Há resposta técnica para contexto real.


Técnicas de Transformação e Tratamento Especial

Além dos sistemas estruturais e acabamentos convencionais, aplicamos técnicas específicas de modificação de superfície quando o projeto exige caráter material diferenciado.

Não são efeitos decorativos.
São processos químicos e físicos controlados.


Afiação e Preparação de Ferramentas

A qualidade do corte depende da ferramenta.

Mantemos:

  • formões com afiação progressiva em pedras até alto grau de polimento
  • ajuste de ângulo conforme espécie da madeira
  • controle de fio para evitar esmagamento de fibra

Ferramenta mal afiada não corta — comprime.

Superfície comprimida compromete encaixe e acabamento.
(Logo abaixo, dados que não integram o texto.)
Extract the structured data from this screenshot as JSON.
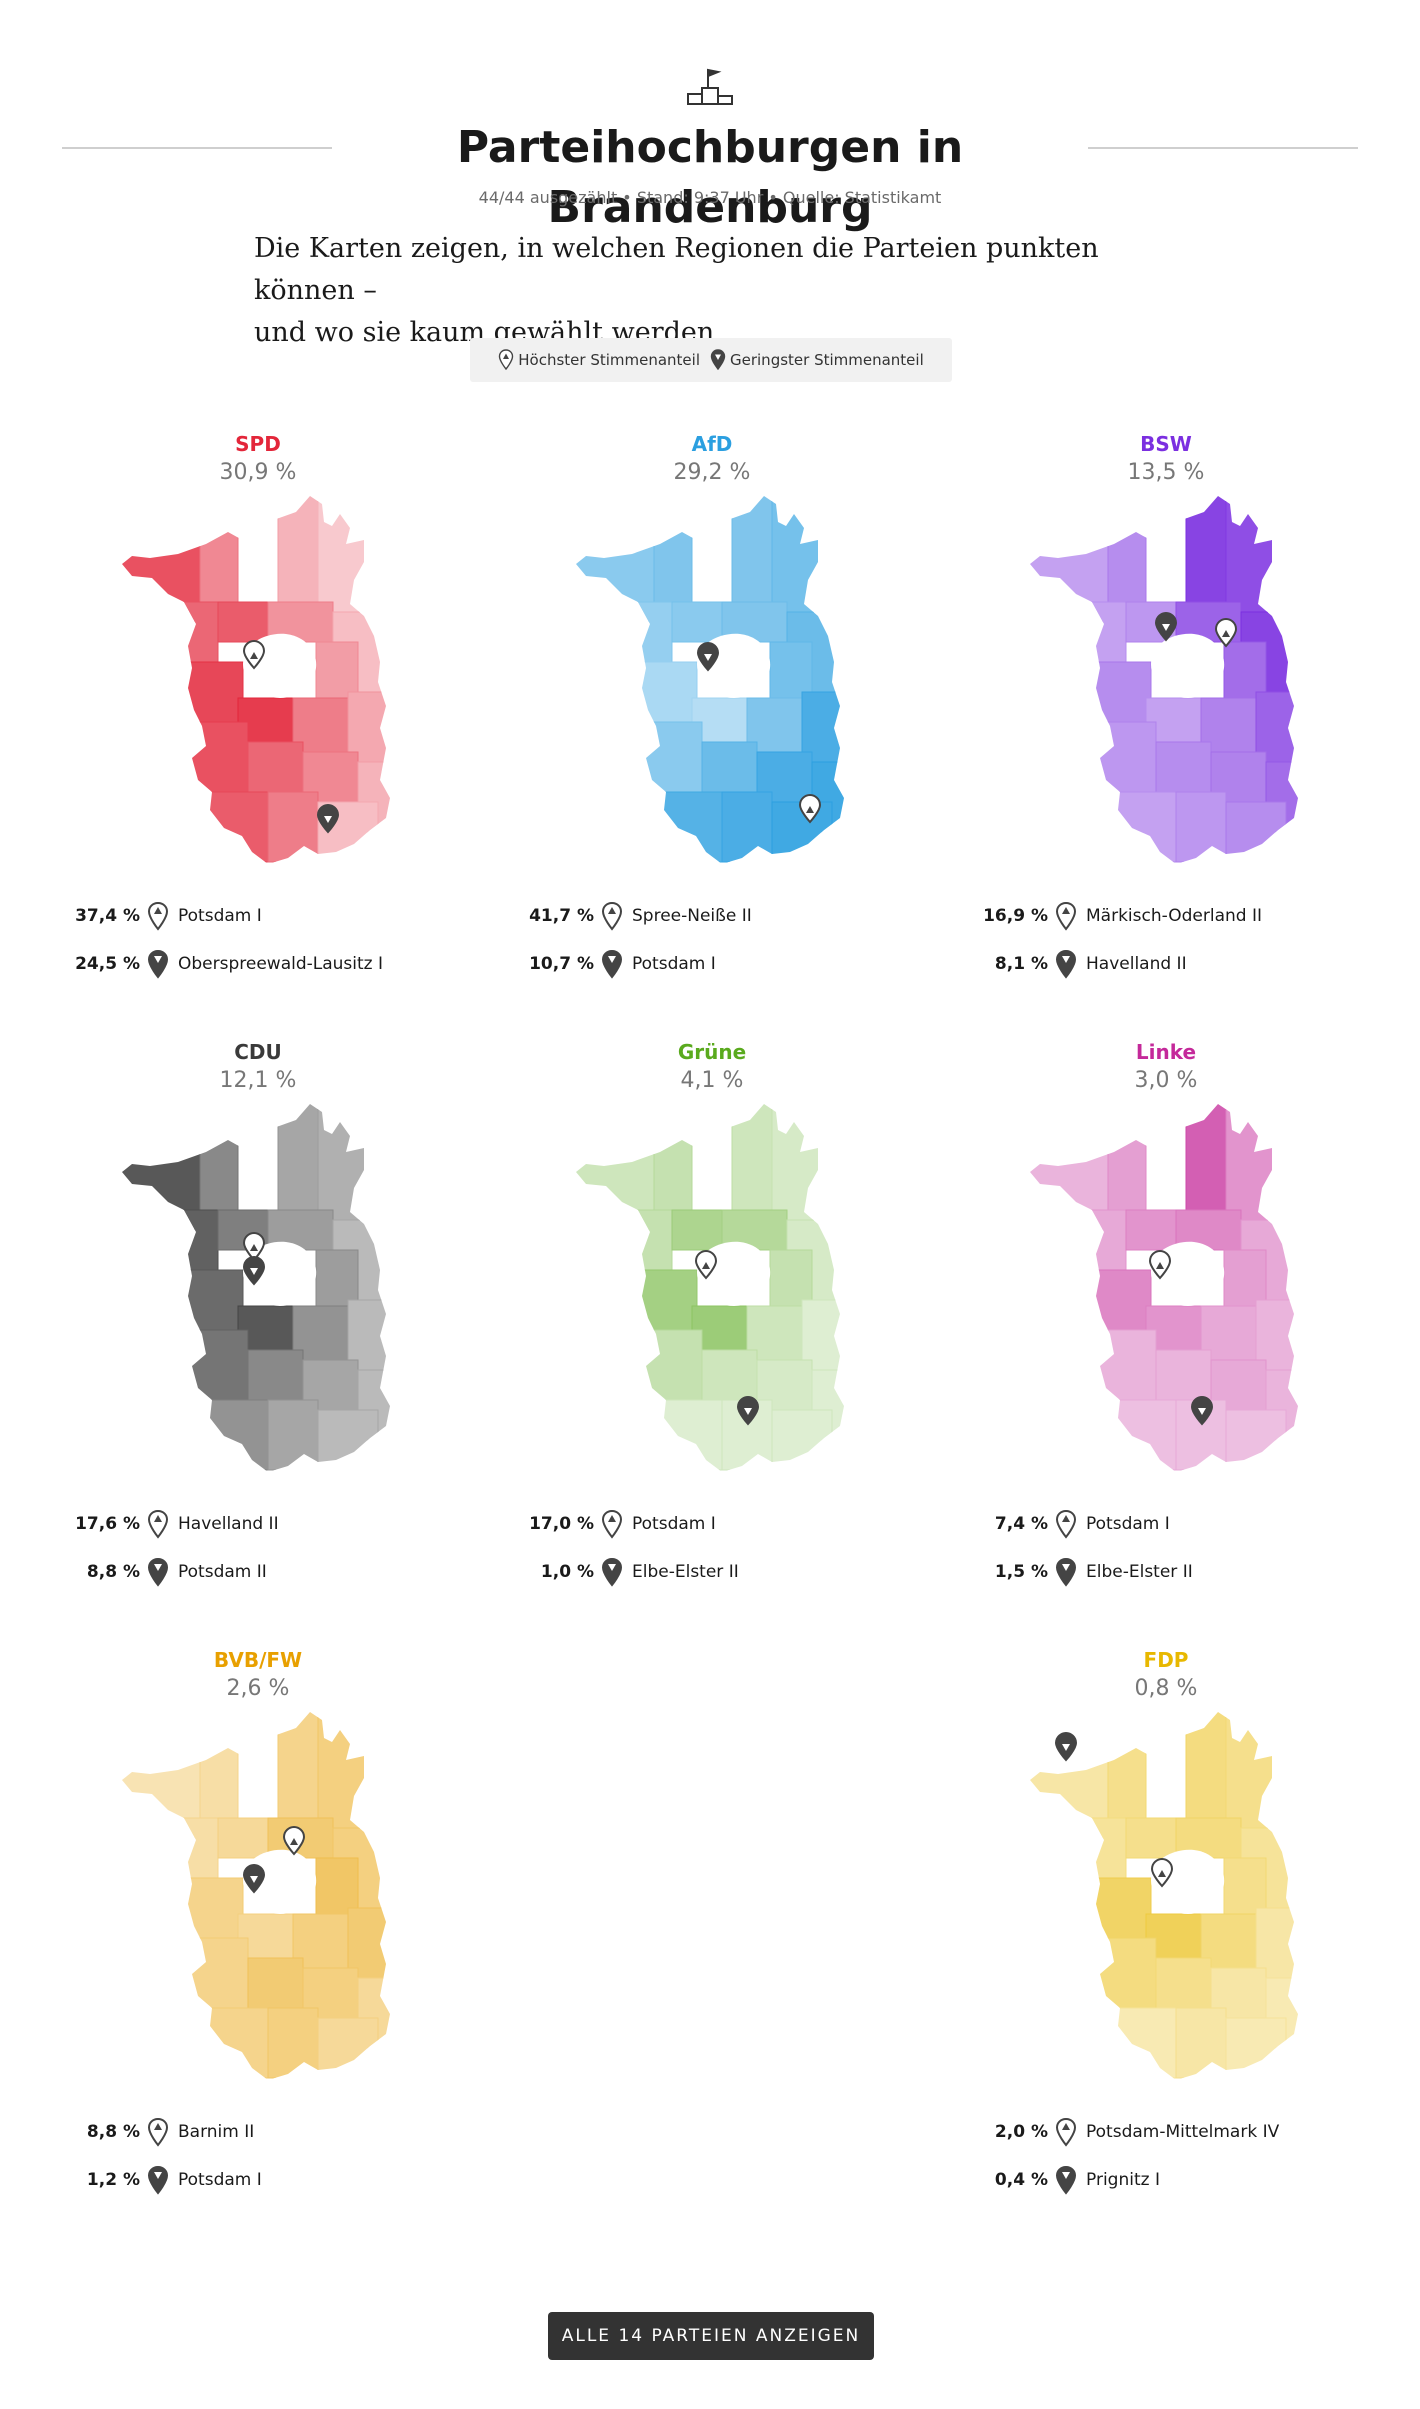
{
  "header": {
    "icon": "podium-flag-icon",
    "title": "Parteihochburgen in Brandenburg",
    "meta": "44/44 ausgezählt • Stand: 9:37 Uhr • Quelle: Statistikamt",
    "intro_line1": "Die Karten zeigen, in welchen Regionen die Parteien punkten können –",
    "intro_line2": "und wo sie kaum gewählt werden."
  },
  "legend": {
    "highest": "Höchster Stimmenanteil",
    "lowest": "Geringster Stimmenanteil"
  },
  "parties": [
    {
      "name": "SPD",
      "share": "30,9 %",
      "color": "#e3263a",
      "max_value": "37,4 %",
      "max_district": "Potsdam I",
      "min_value": "24,5 %",
      "min_district": "Oberspreewald-Lausitz I"
    },
    {
      "name": "AfD",
      "share": "29,2 %",
      "color": "#2b9fe0",
      "max_value": "41,7 %",
      "max_district": "Spree-Neiße II",
      "min_value": "10,7 %",
      "min_district": "Potsdam I"
    },
    {
      "name": "BSW",
      "share": "13,5 %",
      "color": "#7b2fe0",
      "max_value": "16,9 %",
      "max_district": "Märkisch-Oderland II",
      "min_value": "8,1 %",
      "min_district": "Havelland II"
    },
    {
      "name": "CDU",
      "share": "12,1 %",
      "color": "#3a3a3a",
      "max_value": "17,6 %",
      "max_district": "Havelland II",
      "min_value": "8,8 %",
      "min_district": "Potsdam II"
    },
    {
      "name": "Grüne",
      "share": "4,1 %",
      "color": "#5aaa1e",
      "max_value": "17,0 %",
      "max_district": "Potsdam I",
      "min_value": "1,0 %",
      "min_district": "Elbe-Elster II"
    },
    {
      "name": "Linke",
      "share": "3,0 %",
      "color": "#c4299a",
      "max_value": "7,4 %",
      "max_district": "Potsdam I",
      "min_value": "1,5 %",
      "min_district": "Elbe-Elster II"
    },
    {
      "name": "BVB/FW",
      "share": "2,6 %",
      "color": "#e8a000",
      "max_value": "8,8 %",
      "max_district": "Barnim II",
      "min_value": "1,2 %",
      "min_district": "Potsdam I"
    },
    {
      "name": "FDP",
      "share": "0,8 %",
      "color": "#e8b800",
      "max_value": "2,0 %",
      "max_district": "Potsdam-Mittelmark IV",
      "min_value": "0,4 %",
      "min_district": "Prignitz I"
    }
  ],
  "button": {
    "label": "ALLE 14 PARTEIEN ANZEIGEN"
  }
}
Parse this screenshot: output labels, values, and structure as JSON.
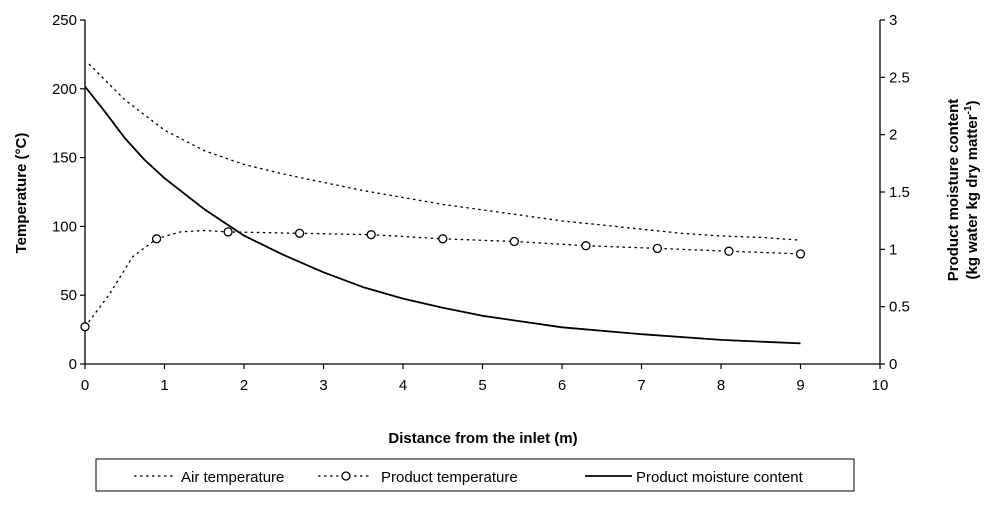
{
  "chart_data": {
    "type": "line",
    "title": "",
    "xlabel": "Distance from the inlet (m)",
    "ylabel": "Temperature (°C)",
    "y2label_line1": "Product moisture content",
    "y2label_line2": "(kg water kg dry matter",
    "y2label_sup": "-1",
    "y2label_close": ")",
    "xlim": [
      0,
      10
    ],
    "ylim": [
      0,
      250
    ],
    "y2lim": [
      0,
      3
    ],
    "xticks": [
      "0",
      "1",
      "2",
      "3",
      "4",
      "5",
      "6",
      "7",
      "8",
      "9",
      "10"
    ],
    "yticks": [
      "0",
      "50",
      "100",
      "150",
      "200",
      "250"
    ],
    "y2ticks": [
      "0",
      "0.5",
      "1",
      "1.5",
      "2",
      "2.5",
      "3"
    ],
    "grid": false,
    "legend_position": "bottom",
    "series": [
      {
        "name": "Air temperature",
        "axis": "left",
        "style": "dotted",
        "color": "#000000",
        "x": [
          0.05,
          0.5,
          1,
          1.5,
          2,
          2.5,
          3,
          3.5,
          4,
          4.5,
          5,
          5.5,
          6,
          6.5,
          7,
          7.5,
          8,
          8.5,
          9
        ],
        "y": [
          218,
          192,
          170,
          155,
          145,
          138,
          132,
          126,
          121,
          116,
          112,
          108,
          104,
          101,
          98,
          95,
          93,
          92,
          90
        ]
      },
      {
        "name": "Product temperature",
        "axis": "left",
        "style": "dotted-circle",
        "color": "#000000",
        "x": [
          0,
          0.3,
          0.6,
          0.9,
          1.2,
          1.5,
          1.8,
          2.7,
          3.6,
          4.5,
          5.4,
          6.3,
          7.2,
          8.1,
          9
        ],
        "y": [
          27,
          50,
          78,
          91,
          96,
          97,
          96,
          95,
          94,
          91,
          89,
          86,
          84,
          82,
          80
        ],
        "markers_x": [
          0,
          0.9,
          1.8,
          2.7,
          3.6,
          4.5,
          5.4,
          6.3,
          7.2,
          8.1,
          9
        ],
        "markers_y": [
          27,
          91,
          96,
          95,
          94,
          91,
          89,
          86,
          84,
          82,
          80
        ]
      },
      {
        "name": "Product moisture content",
        "axis": "right",
        "style": "solid",
        "color": "#000000",
        "x": [
          0,
          0.25,
          0.5,
          0.75,
          1,
          1.5,
          2,
          2.5,
          3,
          3.5,
          4,
          4.5,
          5,
          6,
          7,
          8,
          9
        ],
        "y": [
          2.42,
          2.2,
          1.97,
          1.78,
          1.62,
          1.35,
          1.12,
          0.95,
          0.8,
          0.67,
          0.57,
          0.49,
          0.42,
          0.32,
          0.26,
          0.21,
          0.18
        ]
      }
    ]
  }
}
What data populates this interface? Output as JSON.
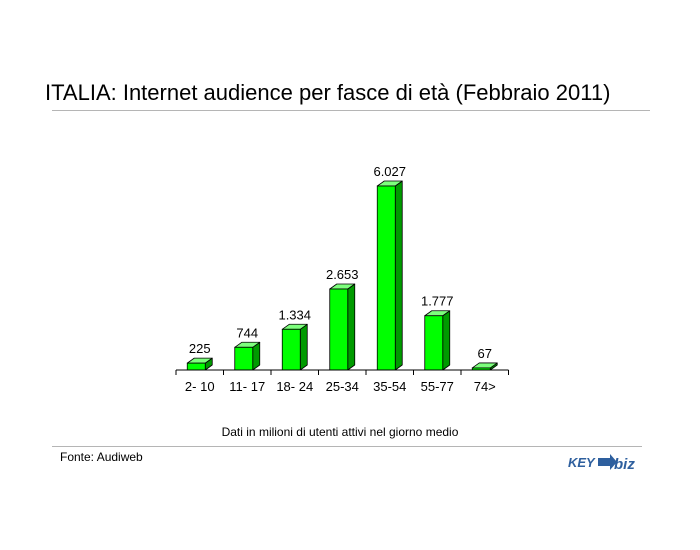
{
  "header": {
    "title": "ITALIA: Internet audience per fasce di età (Febbraio 2011)"
  },
  "chart_data": {
    "type": "bar",
    "title": "ITALIA: Internet audience per fasce di età (Febbraio 2011)",
    "subtitle": "Dati in milioni di utenti attivi nel giorno medio",
    "categories": [
      "2- 10",
      "11- 17",
      "18- 24",
      "25-34",
      "35-54",
      "55-77",
      "74>"
    ],
    "values": [
      225,
      744,
      1334,
      2653,
      6027,
      1777,
      67
    ],
    "value_labels": [
      "225",
      "744",
      "1.334",
      "2.653",
      "6.027",
      "1.777",
      "67"
    ],
    "ylim": [
      0,
      6027
    ],
    "grid": false,
    "legend": "none",
    "bar_color": "#00ff00",
    "bar_side_color": "#009a00",
    "bar_top_color": "#7dff7d",
    "style": "3d-bar"
  },
  "footer": {
    "source": "Fonte: Audiweb",
    "logo_left": "KEY",
    "logo_right": "biz",
    "logo_color": "#2e5f9e"
  }
}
Ebanização por Carbonização Controlada

Aplicamos técnica de escurecimento superficial por carbonização leve quando o projeto exige profundidade visual.

Processo envolve:

  • exposição controlada ao fogo
  • escovação da fibra
  • estabilização da superfície
  • selagem posterior

Carbonização excessiva fragiliza a camada superficial.
O controle é estrutural, não estético.


Clareamento Químico Controlado

Utilizamos processos de clareamento com:

  • amônia
  • peróxido de hidrogênio

Quando necessário para uniformização ou alteração de tonalidade.

A aplicação considera:

  • tipo de tanino da espécie
  • reação química esperada
  • neutralização posterior

Sem neutralização adequada, a madeira pode degradar ao longo do tempo.


Escurecimento por Reação Tânica

Em algumas espécies ricas em tanino, aplicamos reação com:

  • solução de vinagre e palha de aço

Esse processo gera escurecimento por reação química natural com os taninos da madeira.

Não é tinta.
É reação controlada.


Critério

Essas técnicas são aplicadas quando:

  • o projeto exige
  • a espécie permite
  • não comprometem integridade estrutural
  • não criam instabilidade futura

Não utilizamos modificação de superfície como atalho estético.


Tempo como Decisão Técnica

Tempo de maturação não é estética lenta.

É:

  • tempo de estabilização da madeira
  • tempo de cola estrutural
  • tempo de ajuste fino
  • tempo de acabamento entre demãos

Antecipar esses ciclos gera problema futuro.
Nós não antecipamos.


O Resultado

Peças que:

  • não empenam com facilidade
  • não cedem estruturalmente
  • envelhecem com dignidade
  • aceitam manutenção

Não fazemos móveis frágeis para fotografia.

Fazemos estrutura para atravessar gerações.